FDA Panel Backs Nasal Spray for Nocturnal Polyuria

— Support for intransal desmopressin despite reservations

Last Updated October 20, 2016
MedpageToday

WASHINGTON -- A nasal-spray formulation of desmopressin for nocturia received consistent, if sometimes tepid support from an FDA advisory committee.

At the conclusion of a day-long hearing, the Bone, Reproductive, and Urologic Drugs Advisory Committee (BRUDAC) agreed in a 14-4 vote that results of the pivotal clinical trial showed that the benefits of the treatment outweighed potential risks. However, even the panelists who voted in the affirmative expressed reservations about a number of issues ranging from clinical trial design to episodes of hyponatremia linked to the drug to uncertainty about the most appropriate indication.

"I reluctantly voted yes," said Kevin McBryde, MD, of the National Institute of Diabetes and Digestive and Kidney Diseases. "I think the incidence of hyponatremia was low ... I think the difference of about 120 mL of urine output between the placebo and the 1.5 microgram (desmopressin) group is enough that over the course of the night it saves them some nocturnal awakenings."

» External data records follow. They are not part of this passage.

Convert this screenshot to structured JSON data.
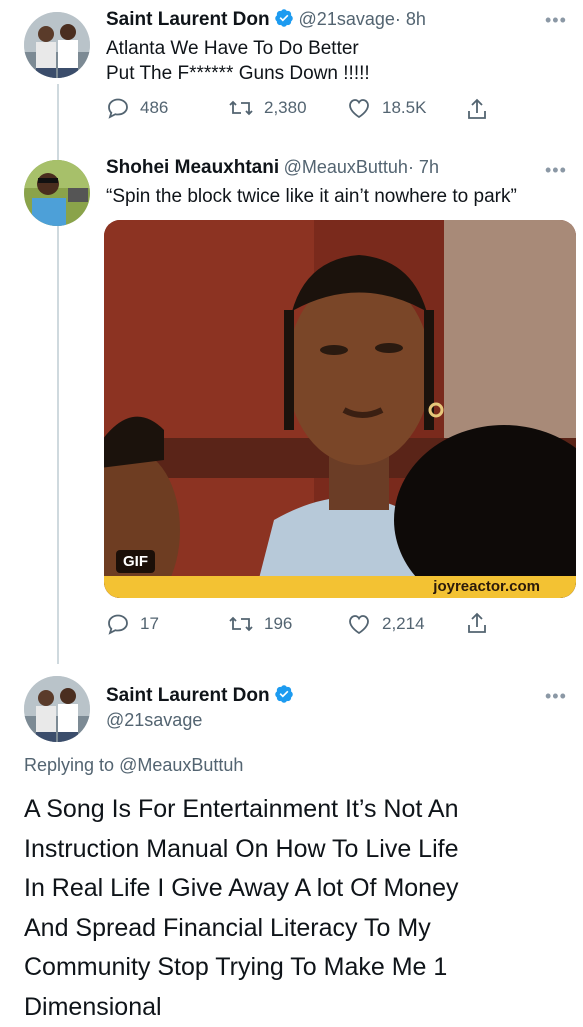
{
  "tweet1": {
    "name": "Saint Laurent Don",
    "handle": "@21savage",
    "time": "· 8h",
    "line1": "Atlanta We Have To Do Better",
    "line2": "Put The F****** Guns Down !!!!!",
    "replies": "486",
    "retweets": "2,380",
    "likes": "18.5K",
    "more": "•••"
  },
  "tweet2": {
    "name": "Shohei Meauxhtani",
    "handle": "@MeauxButtuh",
    "time": "· 7h",
    "text": "“Spin the block twice like it ain’t nowhere to park”",
    "gif_badge": "GIF",
    "watermark": "joyreactor.com",
    "replies": "17",
    "retweets": "196",
    "likes": "2,214",
    "more": "•••"
  },
  "tweet3": {
    "name": "Saint Laurent Don",
    "handle": "@21savage",
    "replying_prefix": "Replying to ",
    "replying_to": "@MeauxButtuh",
    "line1": "A Song Is For Entertainment It’s Not An",
    "line2": "Instruction Manual On How To Live Life",
    "line3": "In Real Life I Give Away A lot Of Money",
    "line4": "And Spread Financial Literacy To My",
    "line5": "Community Stop Trying To Make Me 1",
    "line6": "Dimensional",
    "more": "•••"
  },
  "colors": {
    "verified": "#1d9bf0",
    "link": "#536471",
    "secondary_text": "#536471",
    "thread_line": "#cfd9de"
  },
  "icons": [
    "reply-icon",
    "retweet-icon",
    "like-icon",
    "share-icon",
    "verified-badge-icon",
    "more-icon"
  ]
}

Over the years, various formulations of desmopressin have been evaluated as treatment for several types of bladder control problems, including pediatric enuresis (bedwetting). However, previous trials and formulations failed to pass muster with regulatory authorities.

The nasal-spray formulation delivers a lower dose that drug sponsor Serenity Pharmaceuticals hoped would improve the safety and efficacy of the drug, as compared with previous formulations. Support for the application for approval came from two randomized, placebo-controlled trials of intranasal desmopressin.

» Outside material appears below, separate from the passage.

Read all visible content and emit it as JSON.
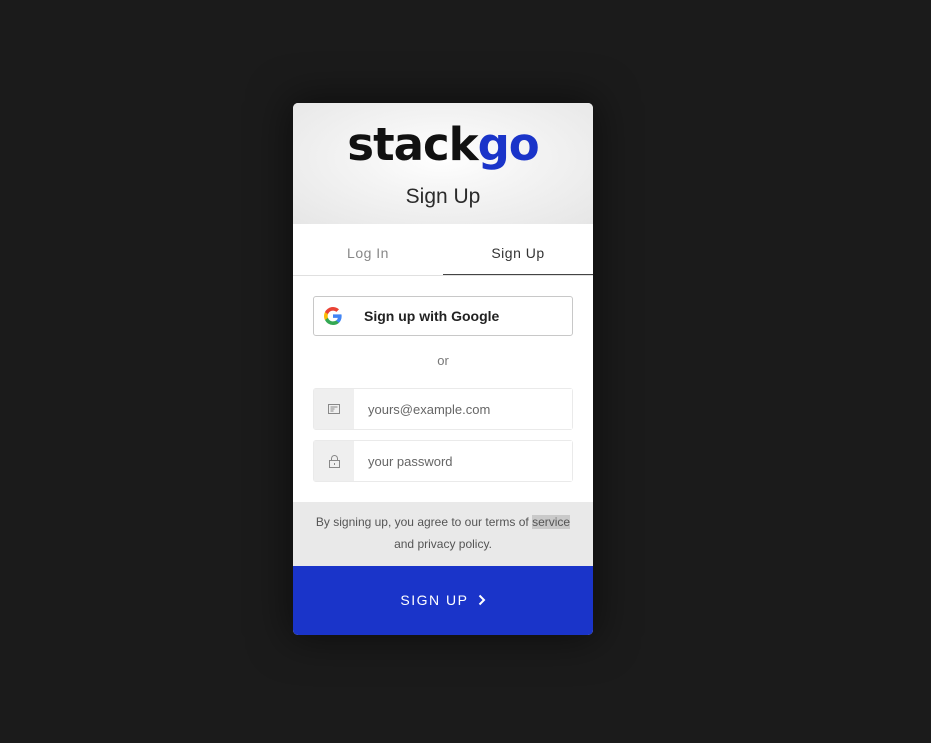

In one trial, patients were randomized to 0.75, 1.0, or 1.5 mcg of desmopressin or placebo. In the second trial, patients were randomized to 0.75 or 1.5 mcg of desmopressin or to placebo. Both trials had the same co-primary endpoints: change in the number of nocturia episodes and the percentage of patients who had at least a 50% reduction in the average number of nocturia episodes.

Both trials showed small but significant reductions in the mean number of nighttime trips to the toilet. Significant improvement was observed with the 1.5 mcg dose in both trials but with the 0.75 mg dose only in the second trial. Only the highest dose of desmopressin evaluated met both primary endpoints in both trials, the FDA staff noted in a report to BRUDAC.

The FDA staff also pointed out that the two trials had extensive exclusion criteria, resulting in a highly selected patient population. Neither trial had restrictions on fluid intake. Both factors raised questions about the generalizability of the results to the broader population of patients with nocturia, given that the application sought approval for use by adults of any age.

The staff report also pointed out that the trial evaluated the impact of desmopressin on "nocturia," which is a symptom, not a clinical diagnosis. That point provoked considerable discussion by the BRUDAC panel, which subsequently settled on the diagnosis of "nocturnal polyuria" as the appropriate indication prior to voting.

The FDA staff report concluded that "[intranasal desmopressin] 1.5 mcg demonstrated statistically significant reductions in nocturia with respect to both co-primary endpoints in both phase III trials and for the key secondary [the patient-reported outcome of Impact of Nighttime Urination] in the single phase III trial in which it was assessed. The clinical relevance of numerically small placebo-corrected changes is not clear."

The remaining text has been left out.